19.5.3 告警体系设计与降噪策略
告警体系设计的核心目标是在保证及时发现故障的前提下,最大限度降低噪声与无效干预。建议围绕业务影响与用户体验构建分级模型,并与SLO/SLA对齐,形成“服务可用性—关键功能—资源容量—性能劣化—异常行为”的层次。告警对象覆盖基础设施、平台组件、中间件与业务指标,明确触发条件、责任归属与处置时限。
告警体系原理草图(含采集、规则、通知、闭环):
告警分级建议采用P0/P1/P2/P3:
- P0:全局不可用或核心链路中断
- P1:关键功能不可用或严重降级
- P2:性能劣化与容量风险
- P3:非核心异常与趋势性提醒
每个级别需定义通知渠道、升级路径、值班策略与响应SOP,避免“全同优先级”。
示例:Prometheus + Alertmanager 告警分级与降噪配置#
安装与基础验证(示例为二进制方式,Linux x86_64):
# 1) 下载并解压
cd /opt
wget https://github.com/prometheus/prometheus/releases/download/v2.49.0/prometheus-2.49.0.linux-amd64.tar.gz
tar -xzf prometheus-2.49.0.linux-amd64.tar.gz
ln -s prometheus-2.49.0.linux-amd64 prometheus
# 2) 启动 Prometheus(示例端口 9090)
/opt/prometheus/prometheus \
--config.file=/opt/prometheus/prometheus.yml \
--storage.tsdb.path=/opt/prometheus/data &
# 3) 检查端口
ss -lntp | grep 9090
Prometheus 配置示例(含告警规则文件):
# /opt/prometheus/prometheus.yml
global:
scrape_interval: 15s
evaluation_interval: 15s
rule_files:
- /opt/prometheus/rules/alerts.yml
scrape_configs:
- job_name: "node"
static_configs:
- targets: ["10.0.0.10:9100","10.0.0.11:9100"]
告警规则示例(分级、持续时间、滑动窗口):
# /opt/prometheus/rules/alerts.yml
groups:
- name: linux_node_alerts
rules:
- alert: NodeDown_P0
expr: up{job="node"} == 0
for: 2m
labels:
severity: P0
team: ops
annotations:
summary: "Node down"
description: "节点 {{ $labels.instance }} 2分钟无响应"
- alert: CpuHigh_P2
expr: 100 - (avg by(instance)(rate(node_cpu_seconds_total{mode="idle"}[5m])) * 100) > 85
for: 10m
labels:
severity: P2
team: ops
annotations:
summary: "CPU usage high"
description: "节点 {{ $labels.instance }} CPU持续10分钟>85%"
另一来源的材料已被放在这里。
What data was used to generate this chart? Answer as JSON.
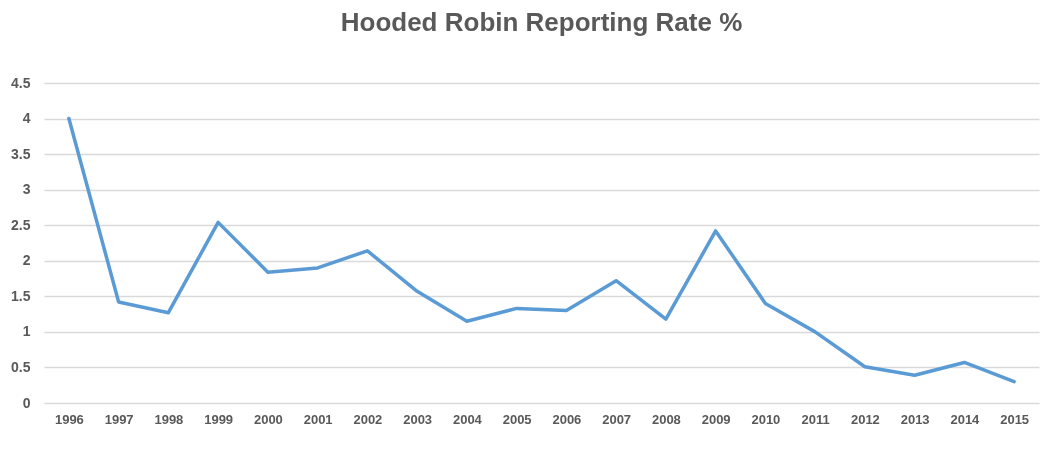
{
  "chart_data": {
    "type": "line",
    "title": "Hooded Robin Reporting Rate %",
    "categories": [
      "1996",
      "1997",
      "1998",
      "1999",
      "2000",
      "2001",
      "2002",
      "2003",
      "2004",
      "2005",
      "2006",
      "2007",
      "2008",
      "2009",
      "2010",
      "2011",
      "2012",
      "2013",
      "2014",
      "2015"
    ],
    "series": [
      {
        "color": "#5b9bd5",
        "values": [
          4.0,
          1.42,
          1.27,
          2.54,
          1.84,
          1.9,
          2.14,
          1.57,
          1.15,
          1.33,
          1.3,
          1.72,
          1.18,
          2.42,
          1.4,
          1.0,
          0.51,
          0.39,
          0.57,
          0.3
        ]
      }
    ],
    "ylim": [
      0,
      4.5
    ],
    "yticks": [
      0,
      0.5,
      1,
      1.5,
      2,
      2.5,
      3,
      3.5,
      4,
      4.5
    ],
    "grid": "y",
    "marker": "none",
    "line_style": "solid"
  }
}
- alert: DiskAlmostFull_P1
expr: (node_filesystem_avail_bytes{fstype!~"tmpfs|overlay"} /
node_filesystem_size_bytes{fstype!~"tmpfs|overlay"}) < 0.1
for: 5m
labels:
severity: P1
team: ops
annotations:
summary: "Disk almost full"
description: "节点 {{ $labels.instance }} 磁盘可用率<10%"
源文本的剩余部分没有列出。